Tchamkertenian: “The staged increase in the Superannuation Guarantee will impose a cost on the printing industry. While the increase of the Superannuation Guarantee from 9 per cent to 12 per cent will take place over many years to help minimise the cost impact on industry, it still represents a cost to business and therefore Printing Industries advocates that the increase should comprise part of future wage trade-offs.

“Unemployment is forecast to fall, which implies there will be labour related issues for the printing industry in terms of accessing skilled labour and potential labour cost increases. Wage costs are forecast to rise at a significantly faster rate than inflation over the next two financial years. This is likely to place pressures on printing industry margins.”

Hagop Tchamkertenian National Manager for Policy & Government Affairs Printing Industries
 Garry Knespal, Executive Director GASAA

Knespal: “There is no doubt margins and profit levels within the printing industry are very tight.

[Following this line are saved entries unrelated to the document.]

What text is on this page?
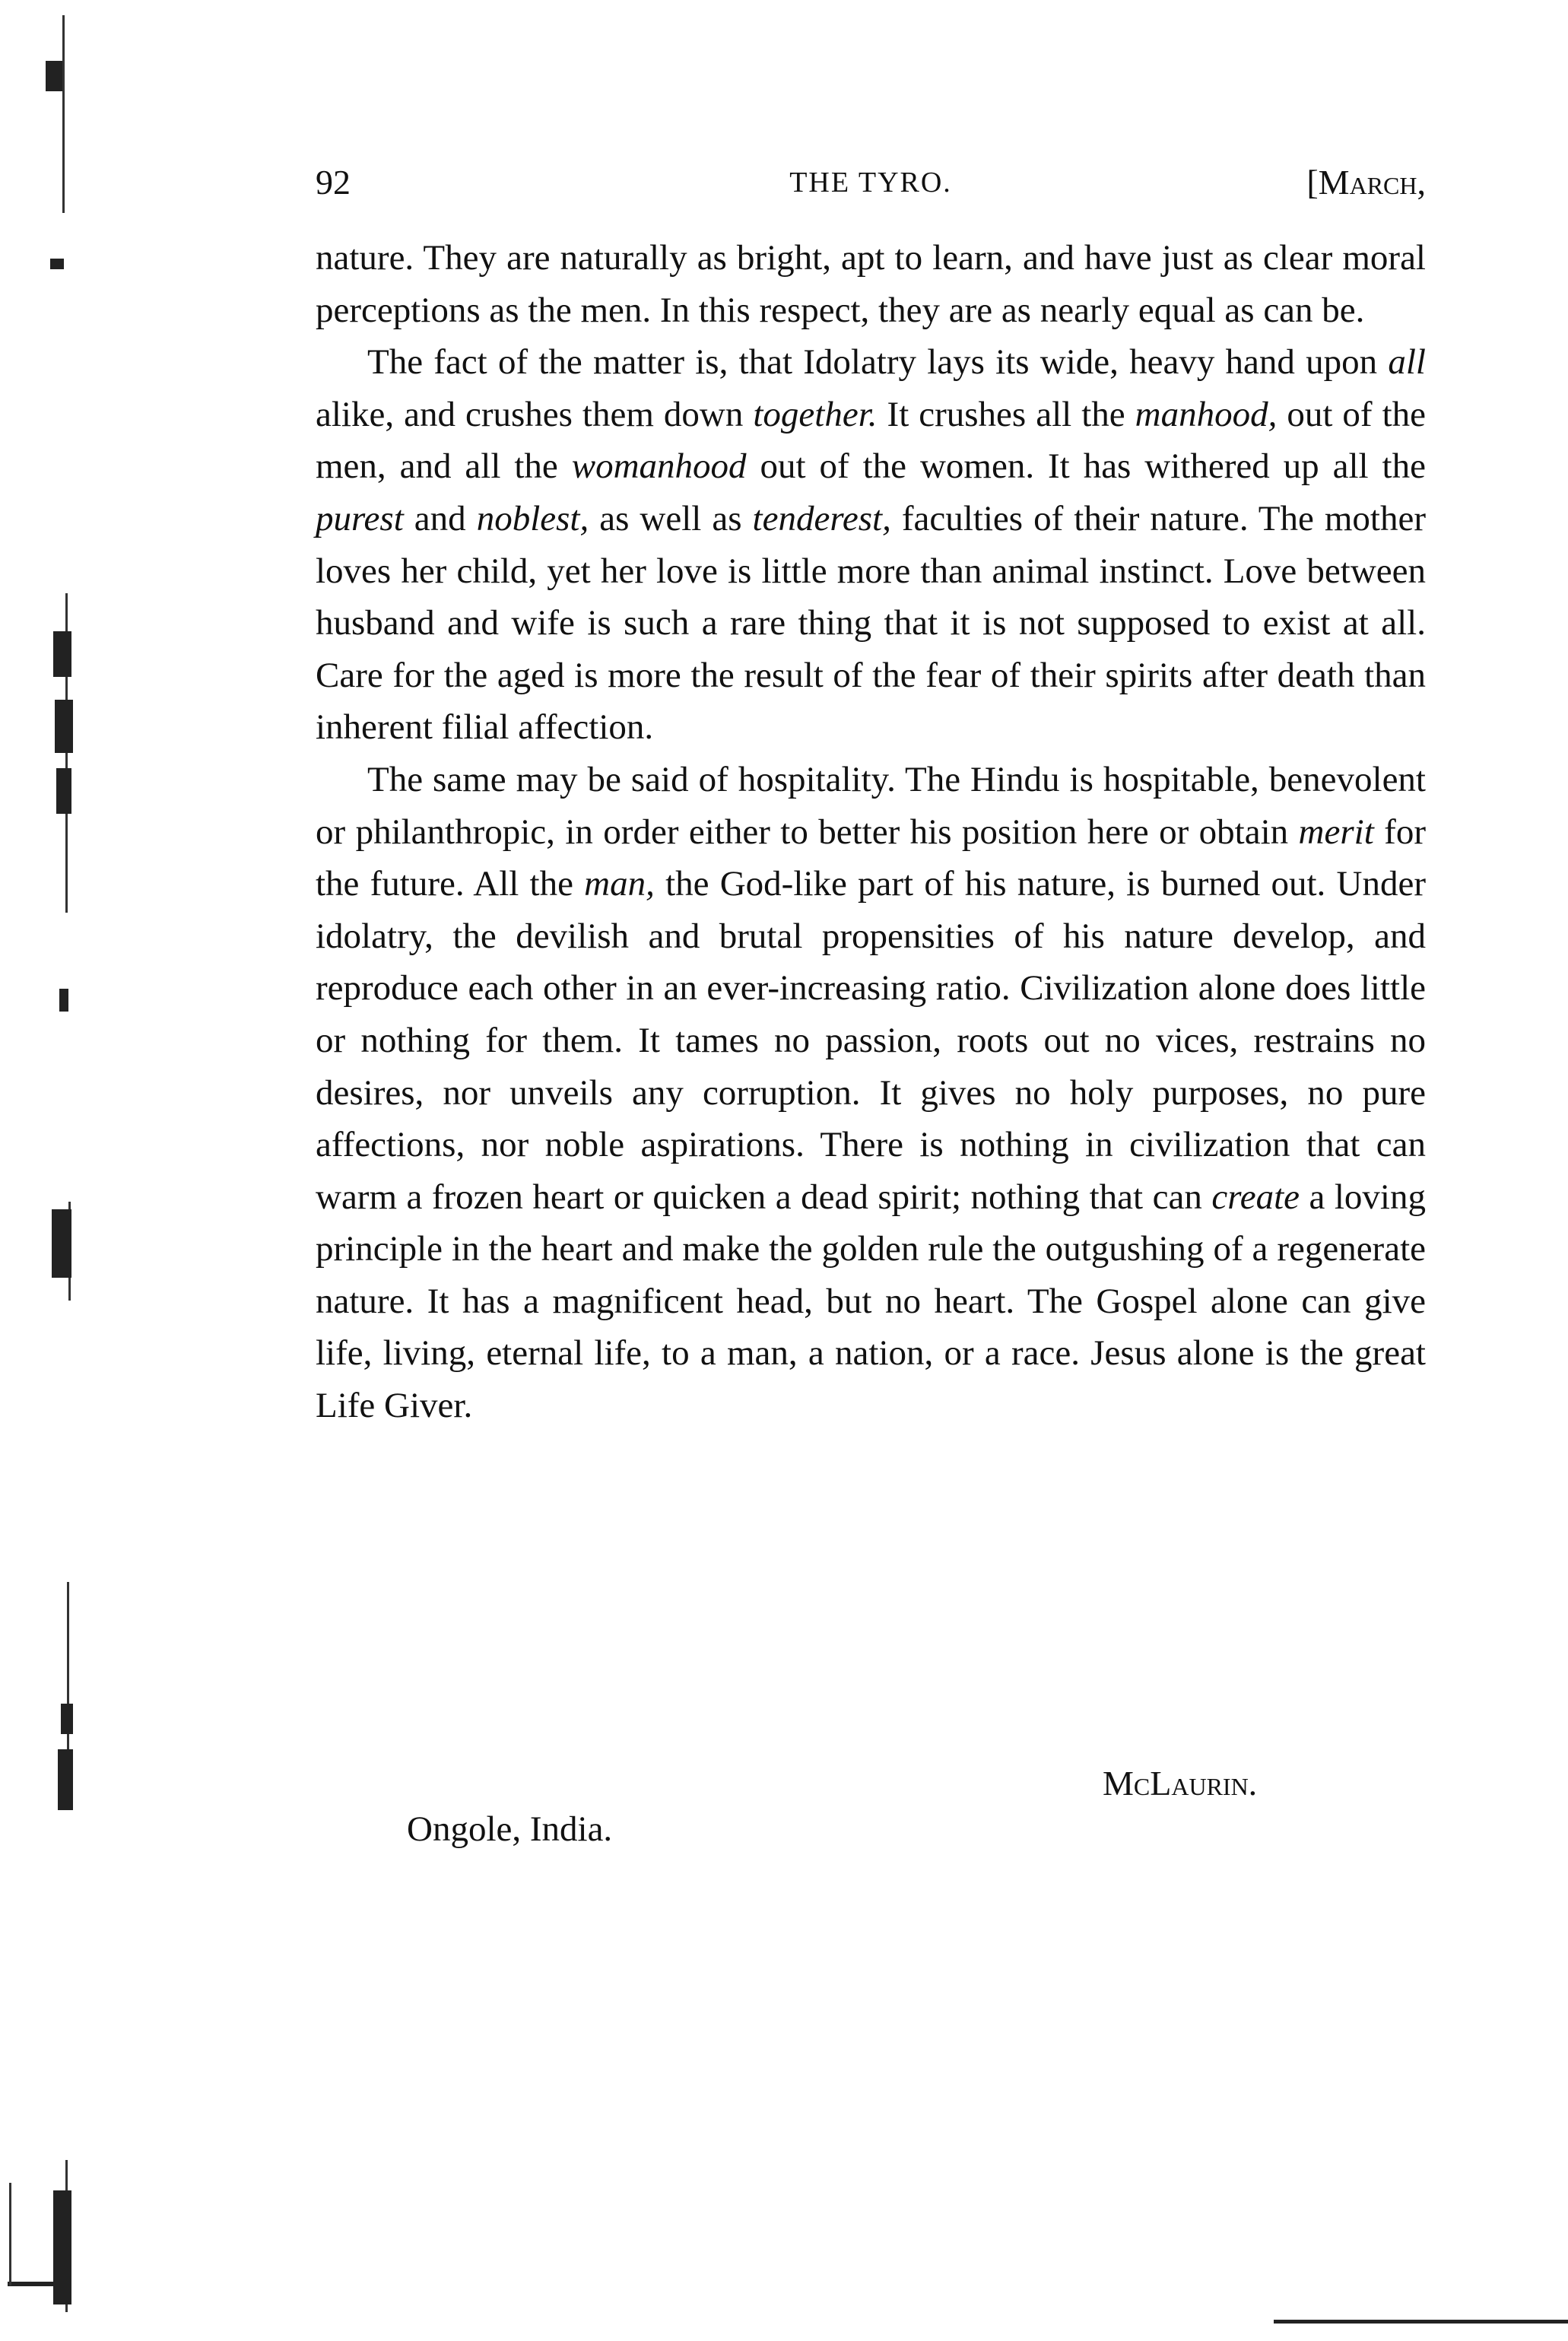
92	THE TYRO.	[March,

nature. They are naturally as bright, apt to learn, and have just as clear moral perceptions as the men. In this respect, they are as nearly equal as can be.

The fact of the matter is, that Idolatry lays its wide, heavy hand upon all alike, and crushes them down together. It crushes all the manhood, out of the men, and all the womanhood out of the women. It has withered up all the purest and noblest, as well as tenderest, faculties of their nature. The mother loves her child, yet her love is little more than animal instinct. Love between husband and wife is such a rare thing that it is not supposed to exist at all. Care for the aged is more the result of the fear of their spirits after death than inherent filial affection.

The same may be said of hospitality. The Hindu is hospitable, benevolent or philanthropic, in order either to better his position here or obtain merit for the future. All the man, the God-like part of his nature, is burned out. Under idolatry, the devilish and brutal propensities of his nature develop, and reproduce each other in an ever-increasing ratio. Civilization alone does little or nothing for them. It tames no passion, roots out no vices, restrains no desires, nor unveils any corruption. It gives no holy purposes, no pure affections, nor noble aspirations. There is nothing in civilization that can warm a frozen heart or quicken a dead spirit; nothing that can create a loving principle in the heart and make the golden rule the outgushing of a regenerate nature. It has a magnificent head, but no heart. The Gospel alone can give life, living, eternal life, to a man, a nation, or a race. Jesus alone is the great Life Giver.

McLaurin.
Ongole, India.
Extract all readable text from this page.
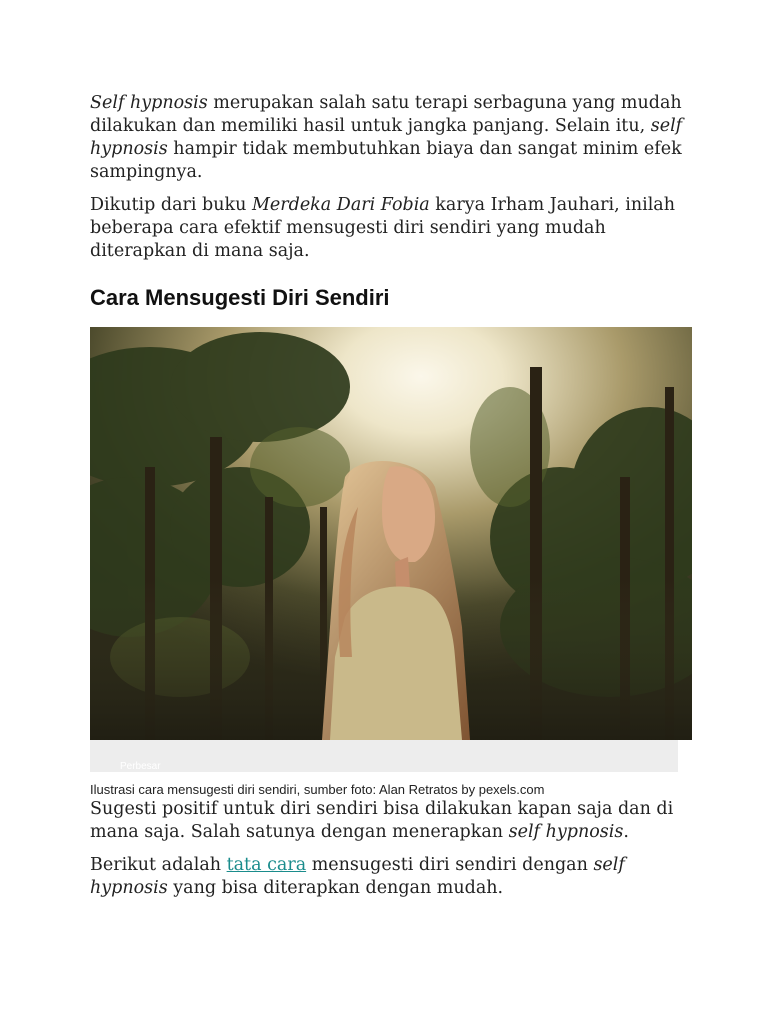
Self hypnosis merupakan salah satu terapi serbaguna yang mudah dilakukan dan memiliki hasil untuk jangka panjang. Selain itu, self hypnosis hampir tidak membutuhkan biaya dan sangat minim efek sampingnya.

Dikutip dari buku Merdeka Dari Fobia karya Irham Jauhari, inilah beberapa cara efektif mensugesti diri sendiri yang mudah diterapkan di mana saja.

Cara Mensugesti Diri Sendiri
Perbesar
Ilustrasi cara mensugesti diri sendiri, sumber foto: Alan Retratos by pexels.com

Sugesti positif untuk diri sendiri bisa dilakukan kapan saja dan di mana saja. Salah satunya dengan menerapkan self hypnosis.

Berikut adalah tata cara mensugesti diri sendiri dengan self hypnosis yang bisa diterapkan dengan mudah.
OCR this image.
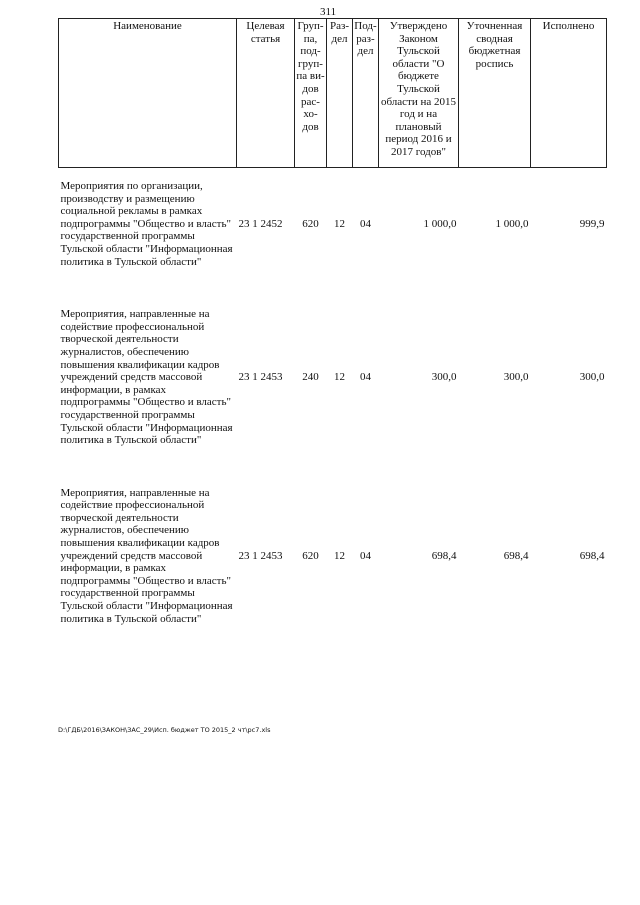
311
Наименование	Целевая статья	Груп-па, под-груп-па ви-дов рас-хо-дов	Раз-дел	Под-раз-дел	Утверждено Законом Тульской области "О бюджете Тульской области на 2015 год и на плановый период 2016 и 2017 годов"	Уточненная сводная бюджетная роспись	Исполнено

Мероприятия по организации, производству и размещению социальной рекламы в рамках подпрограммы "Общество и власть" государственной программы Тульской области "Информационная политика в Тульской области"	23 1 2452	620	12	04	1 000,0	1 000,0	999,9

Мероприятия, направленные на содействие профессиональной творческой деятельности журналистов, обеспечению повышения квалификации кадров учреждений средств массовой информации, в рамках подпрограммы "Общество и власть" государственной программы Тульской области "Информационная политика в Тульской области"	23 1 2453	240	12	04	300,0	300,0	300,0

Мероприятия, направленные на содействие профессиональной творческой деятельности журналистов, обеспечению повышения квалификации кадров учреждений средств массовой информации, в рамках подпрограммы "Общество и власть" государственной программы Тульской области "Информационная политика в Тульской области"	23 1 2453	620	12	04	698,4	698,4	698,4
D:\ГДБ\2016\ЗАКОН\ЗАС_29\Исп. бюджет ТО 2015_2 чт\рс7.xls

Even when overall business continues to improve increased demand for print may not necessarily flow as strong competition between online and print continues. Any added costs, without real productivity offsets, will have some negative employment impact. At this stage it is hard to quantify, particularly as the rise in compulsory employer contribution will be gradual, but rest assured some employers will hold back on employing new staff, or will reduce take home pay, to cover the increased impost.

What are your thoughts on the Resources Super Profit tax?

Tchamkertenian: “While there may be economic arguments to support the tax, the Government perhaps should have just promoted the concept of introducing a Resource Tax and then consulted the affected industries on actual rates and associated arrangements. It should, for instance, have defined what it believes constitute a "super tax" rather than use the term, but be vague on the associated details.

“Given the proceeds of the proposed Resource Tax will be used to fund other measures such as the reduction in the corporate tax rate; increased infrastructure investment in resource states; and the Government’s co-contribution to superannuation for low income earners, it is crucial that a compromise solution is found.

“Definitely there are elements of the proposal such as providing refunds for state based royalties paid by mining companies and providing rebates for exploration related costs that would be beneficial to less profitable resourced based companies.

“When it comes to the great debate that has commenced, the Government tends to have history on its side. A similar tax - the Petroleum Resource Rent Tax - was introduced in the 1980s by the Hawke Government. The 40 per cent Petroleum Resource Rent Tax is in operation today yet it seems not to have deterred new investments in the industry.

“Printing Industries remains hopeful that a workable solution can be found which will allow the resources industry to continue contributing to Australia's economic wellbeing”.

Knespal: “The timing of the employer superannuation increase, mining industry super profit tax and other revenue raising measures could not have come at a worse time. The fragility of global and local markets and general business conditions is such that any added employer costs will have serious repercussions on employment and savings. The proposed Resources Super Profits Tax on the mining industry has already affected the printing industry as it has knocked business, share market and consumer confidence for six!

“If the idea takes off of taxing businesses that make higher profits than the Government deems reasonable then it could easily be extended to other ‘lucrative’ industries e.g.; financial, health etc. Indeed why not tax any business that earns a super profit as defined by the whim of Government. While it is easy to target the mining industry it is a dangerous precedent that could be very easily extended. While the printing industry is unlikely to ever be in super profit territory it does rely on the big end of town to be able to afford to spend on print communication.”

Let’s hope the Government has a Plan B because if the Resources Super Profit Tax is defeated by industry and public outrage, or watered down, Australia is going to need to find another way to repay its debt.